Dalam hati aku berdemo, aku menolak masuk. Kalau hanya jarum suntik atau obat sekeranjang itu bukan masalah besar bagiku. Hanya saja siang ini aku tidak kesini untuk itu, tidak sepenuhnya lebih tepatnya. Aku masih mengeluh saat pintu itu terbuka.

"Siang Bernad, apa kabar?"

"Jujur saya gugup dok," Aku berusaha menerka arti dari senyum yang tercetak di wajah Dokter Ginto, sepertinya senyum yang prihatin.

"Cepat atau lambat hasil cek mu yang minggu lalu harus saya berikan." Ia mengambil bolpen dari saku jasnya dan membuka amplop coklat yang sedari tadi ditindihnya dengan kedua sikunya.

"Iya, saya mendengar."

"Jadi begini.. tubuhmu yang sekarang ini sangat sensitif, jadi kamu benar-benar harus istirahat."

"Hanya itu kan dok?"

"Kamu tidak bisa bilang hanya, ini serius." Dokter Ginto menghela napas, "kamu kami rujuk ke Singapore karna kondisimu sekarang."

Seperti ada lonjakan tsunami menghantam dadaku. Aku baru menelan pernyataan itu beberapa detik kemudian dengan respon badanku yang kaku condong ke depan, "Apa?"

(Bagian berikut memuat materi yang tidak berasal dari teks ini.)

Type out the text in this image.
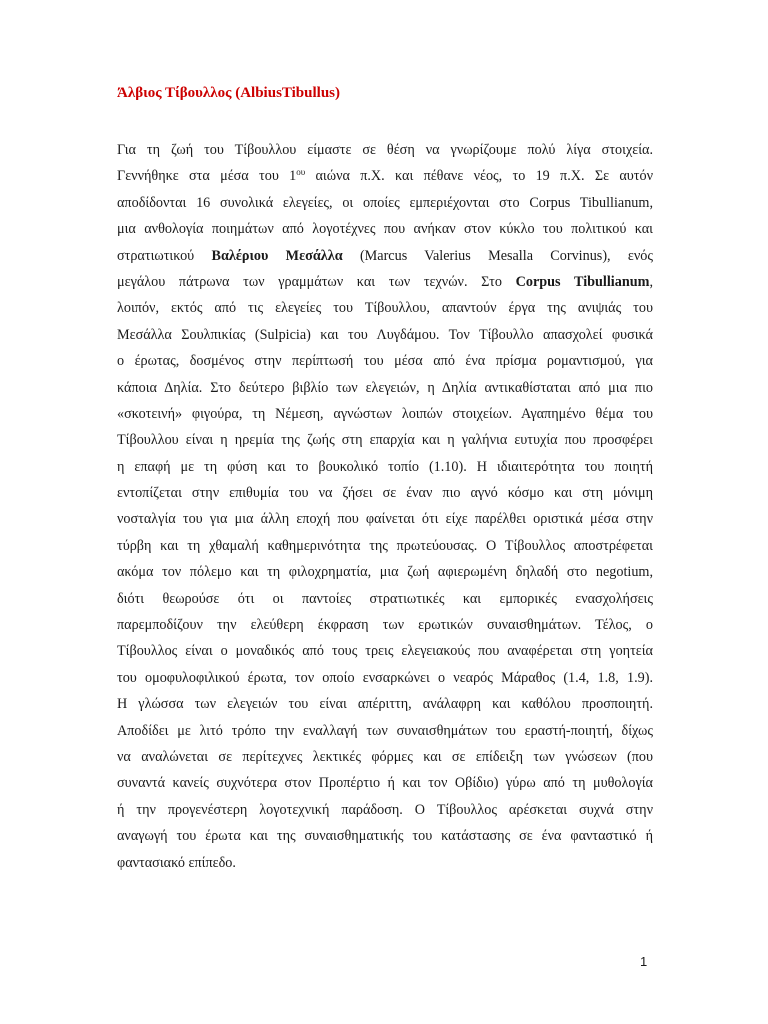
Άλβιος Τίβουλλος (AlbiusTibullus)
Για τη ζωή του Τίβουλλου είμαστε σε θέση να γνωρίζουμε πολύ λίγα στοιχεία.
Γεννήθηκε στα μέσα του $1^{o\upsilon}$ αιώνα π.Χ. και πέθανε νέος, το 19 π.Χ. Σε αυτόν
αποδίδονται 16 συνολικά ελεγείες, οι οποίες εμπεριέχονται στο Corpus Tibullianum,
μια ανθολογία ποιημάτων από λογοτέχνες που ανήκαν στον κύκλο του πολιτικού και
στρατιωτικού Βαλέριου Μεσάλλα (Marcus Valerius Mesalla Corvinus), ενός
μεγάλου πάτρωνα των γραμμάτων και των τεχνών. Στο Corpus Tibullianum,
λοιπόν, εκτός από τις ελεγείες του Τίβουλλου, απαντούν έργα της ανιψιάς του
Μεσάλλα Σουλπικίας (Sulpicia) και του Λυγδάμου. Τον Τίβουλλο απασχολεί φυσικά
ο έρωτας, δοσμένος στην περίπτωσή του μέσα από ένα πρίσμα ρομαντισμού, για
κάποια Δηλία. Στο δεύτερο βιβλίο των ελεγειών, η Δηλία αντικαθίσταται από μια πιο
«σκοτεινή» φιγούρα, τη Νέμεση, αγνώστων λοιπών στοιχείων. Αγαπημένο θέμα του
Τίβουλλου είναι η ηρεμία της ζωής στη επαρχία και η γαλήνια ευτυχία που προσφέρει
η επαφή με τη φύση και το βουκολικό τοπίο (1.10). Η ιδιαιτερότητα του ποιητή
εντοπίζεται στην επιθυμία του να ζήσει σε έναν πιο αγνό κόσμο και στη μόνιμη
νοσταλγία του για μια άλλη εποχή που φαίνεται ότι είχε παρέλθει οριστικά μέσα στην
τύρβη και τη χθαμαλή καθημερινότητα της πρωτεύουσας. Ο Τίβουλλος αποστρέφεται
ακόμα τον πόλεμο και τη φιλοχρηματία, μια ζωή αφιερωμένη δηλαδή στο negotium,
διότι θεωρούσε ότι οι παντοίες στρατιωτικές και εμπορικές ενασχολήσεις
παρεμποδίζουν την ελεύθερη έκφραση των ερωτικών συναισθημάτων. Τέλος, ο
Τίβουλλος είναι ο μοναδικός από τους τρεις ελεγειακούς που αναφέρεται στη γοητεία
του ομοφυλοφιλικού έρωτα, τον οποίο ενσαρκώνει ο νεαρός Μάραθος (1.4, 1.8, 1.9).
Η γλώσσα των ελεγειών του είναι απέριττη, ανάλαφρη και καθόλου προσποιητή.
Αποδίδει με λιτό τρόπο την εναλλαγή των συναισθημάτων του εραστή-ποιητή, δίχως
να αναλώνεται σε περίτεχνες λεκτικές φόρμες και σε επίδειξη των γνώσεων (που
συναντά κανείς συχνότερα στον Προπέρτιο ή και τον Οβίδιο) γύρω από τη μυθολογία
ή την προγενέστερη λογοτεχνική παράδοση. Ο Τίβουλλος αρέσκεται συχνά στην
αναγωγή του έρωτα και της συναισθηματικής του κατάστασης σε ένα φανταστικό ή
φαντασιακό επίπεδο.
1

"Kamu harus mendapatkan perawatan intesif yang kami belum bisa melakukannya disini. Kamu akan menjalani terapi disana..." Dokter Ginto terhenti saat ia mendongak. Aku cepat-cepat mengusap air mataku, "ini bukan beban, ini justru membantu. Sedapat mungkin saya akan tetap memantau." Lanjutnya kemudian.

"Saya nggak bisa dok," setenang mungkin aku menjawab, "keputusan terakhir tetap ada di tangan saya."

"Betul, saya hanya menyarankan. Tapi kamu perlu punya keputusan yang bijak soal kesehatanmu."

"Dokter nggak bisa bilang ini hanya, saya punya pekerjaan yang nggak bisa saya tinggal. Saya juga nggak bisa ninggalin Lena, dia bahkan belum tau kalo saya sakit. Bagaimana saya harus bilang ke dia? Saya.." Aku kaget sendiri, "maaf."

"Saya mengerti. Memang benar keputusan ada di kamu, tapi bukan berarti kamu bisa memutuskan sembarangan. Kamu bisa pikir-pikir dulu, kabari saya dalam satu bulan ini."

"Saya permisi." Dokter Ginto mengangguk, menyerahkan amplop coklat itu tegas.